Nigeria’s opposition leader, Atiku Abubakar, launched his presidential campaign on Monday vowing to create millions of jobs to tackle rising inequality and insecurity in Africa’s top oil producer. Seated for a nine-minute address streamed live on Facebook and Twitter, Abubakar laid out his plan to “get Nigeria working again”.
“The sad fact today, as you know, is that too many of our people are not working and are living in poverty and insecurity,” Abubakar said. “The very fabric of our society is breaking down. We have never been so divided as a nation,” he said. “The most important question in this election is: are you better off than you were four years ago, are you richer or poorer? That is why our primary focus is to get Nigeria working again.”
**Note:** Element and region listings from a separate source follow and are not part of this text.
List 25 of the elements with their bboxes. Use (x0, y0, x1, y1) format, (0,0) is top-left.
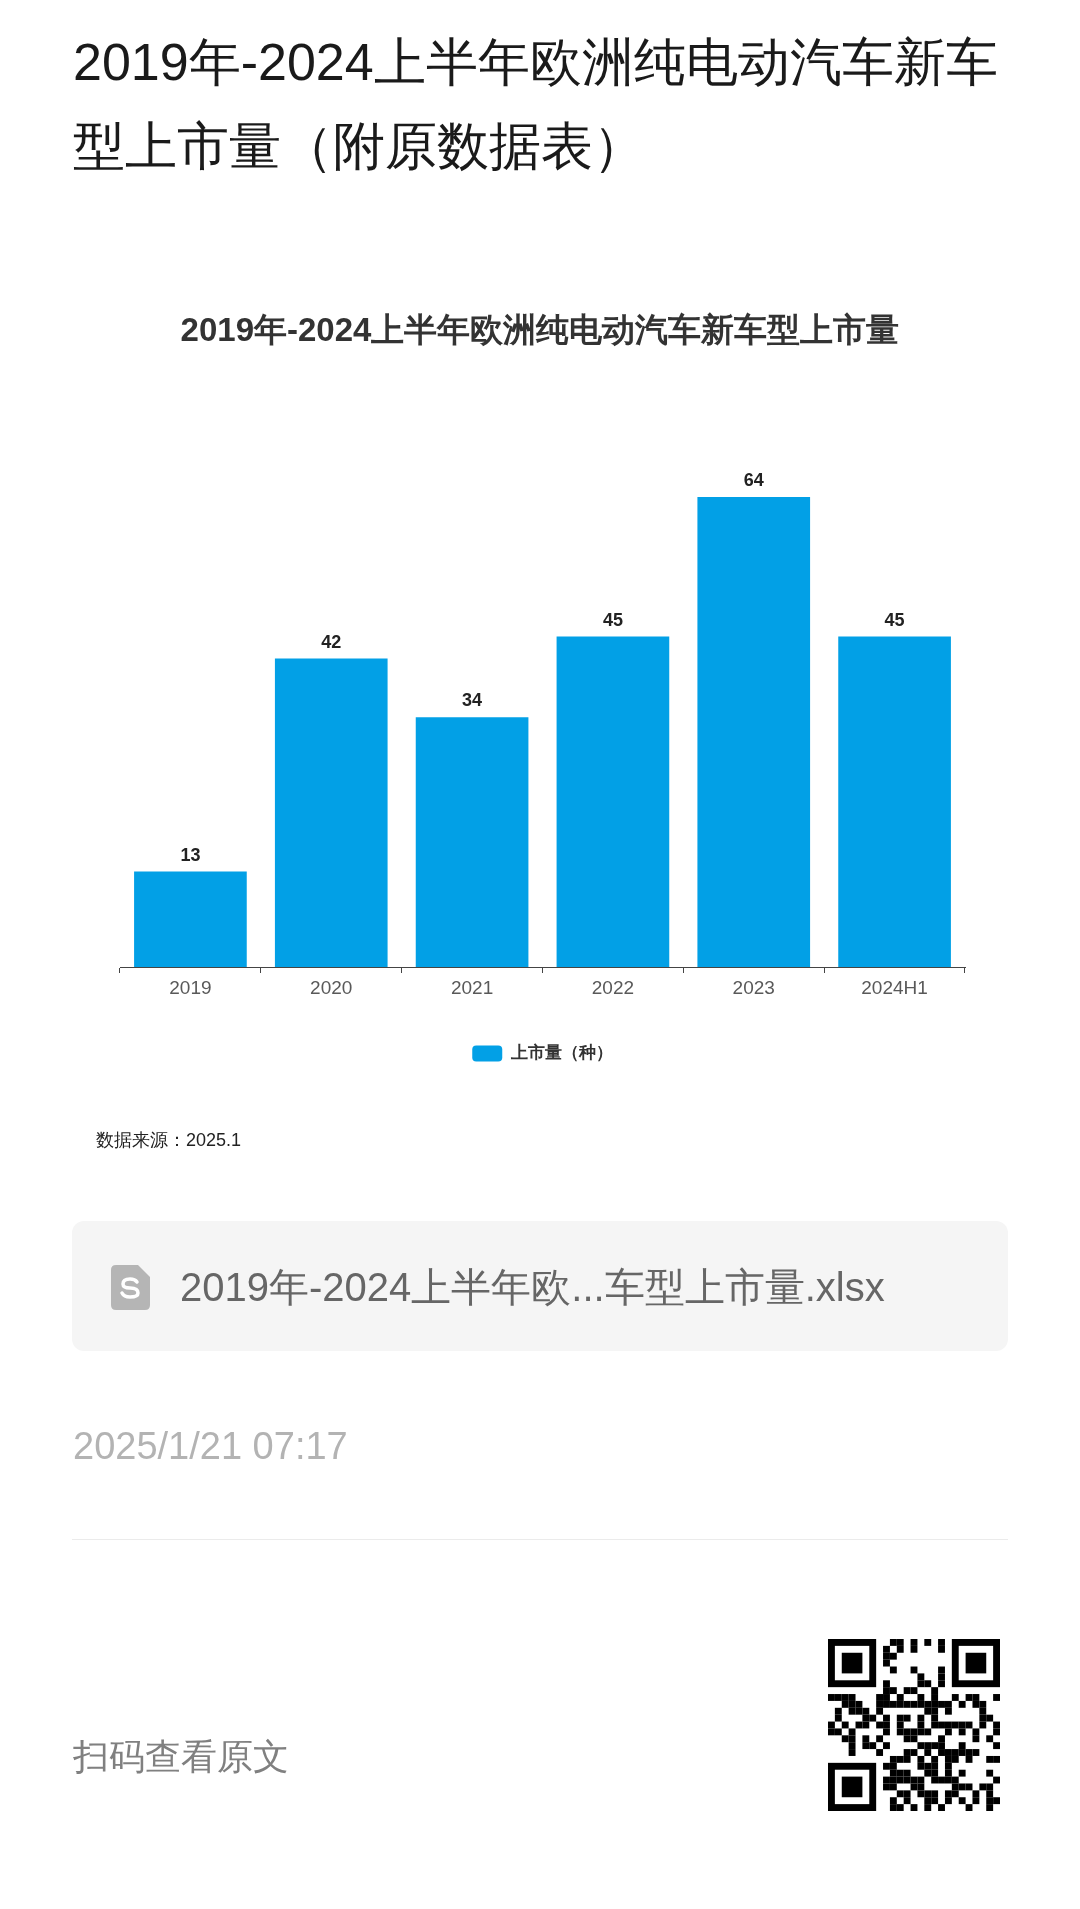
x-tick-label: 2023 (732, 976, 775, 998)
data-label: 13 (180, 844, 201, 865)
data-label: 64 (743, 470, 764, 491)
source-note: 数据来源：2025.1 (96, 1129, 242, 1152)
x-tick-label: 2024H1 (861, 976, 928, 998)
bar (274, 658, 388, 967)
bar (838, 636, 951, 967)
data-label: 45 (884, 609, 905, 630)
chart-title: 2019年-2024上半年欧洲纯电动汽车新车型上市量（附原数据表） (73, 32, 999, 177)
data-label: 42 (321, 631, 342, 652)
x-tick-label: 2019 (169, 976, 212, 998)
bar (697, 497, 811, 967)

As a former vice president dogged by allegations of corruption, Abubakar drew criticism and scepticism when he announced his intention to run in the February 2019 presidential polls. But his campaign for the Peoples Democratic Party (PDP) is gaining momentum, with the 71-year-old political veteran casting himself as an antidote to lacklustre growth in Nigeria.
Abubakar laid out his plan to ramp up growth in his policy document, targeting a gross domestic product of $900 billion (788 billion euros) by 2025 – more than double the current amount – and vowing to lift “at least 50 million people out of extreme poverty”.
Under his plan to help businesses he would introduce tax incentives, improve availability of foreign exchange and accelerate the privatisation of the power sector. He would partially privatise the state-run oil company and “reconsider” the introduction of bidding rounds for marginal fields and oil blocks, and he plans to double refining capacity to 2 million barrels of crude daily by issuing new licenses for greenfield investments in crude refineries.
In response to Buhari, who in a misstep earlier this year said youth in Nigeria “do nothing”, Abubakar pledged to revive an apprenticeship programme which will recruit 100 000 artisans to train one million people. The opposition candidate promises to introduce liberalising reforms in contrast to Buhari, a 75-year-old former general who has focussed instead on rooting out corruption.
Buhari’s anti-graft campaign has yet to secure any high-profile convictions while his opponents accuse him of mounting a political witch-hunt. Although Nigeria is Africa’s top oil producer, poverty is rampant and unemployment is high in the former British colony.
The government, approaching its 10th year fighting Boko Haram jihadists in the northeast, is also struggling to contain outbreaks of violence between herders and farmers across the country.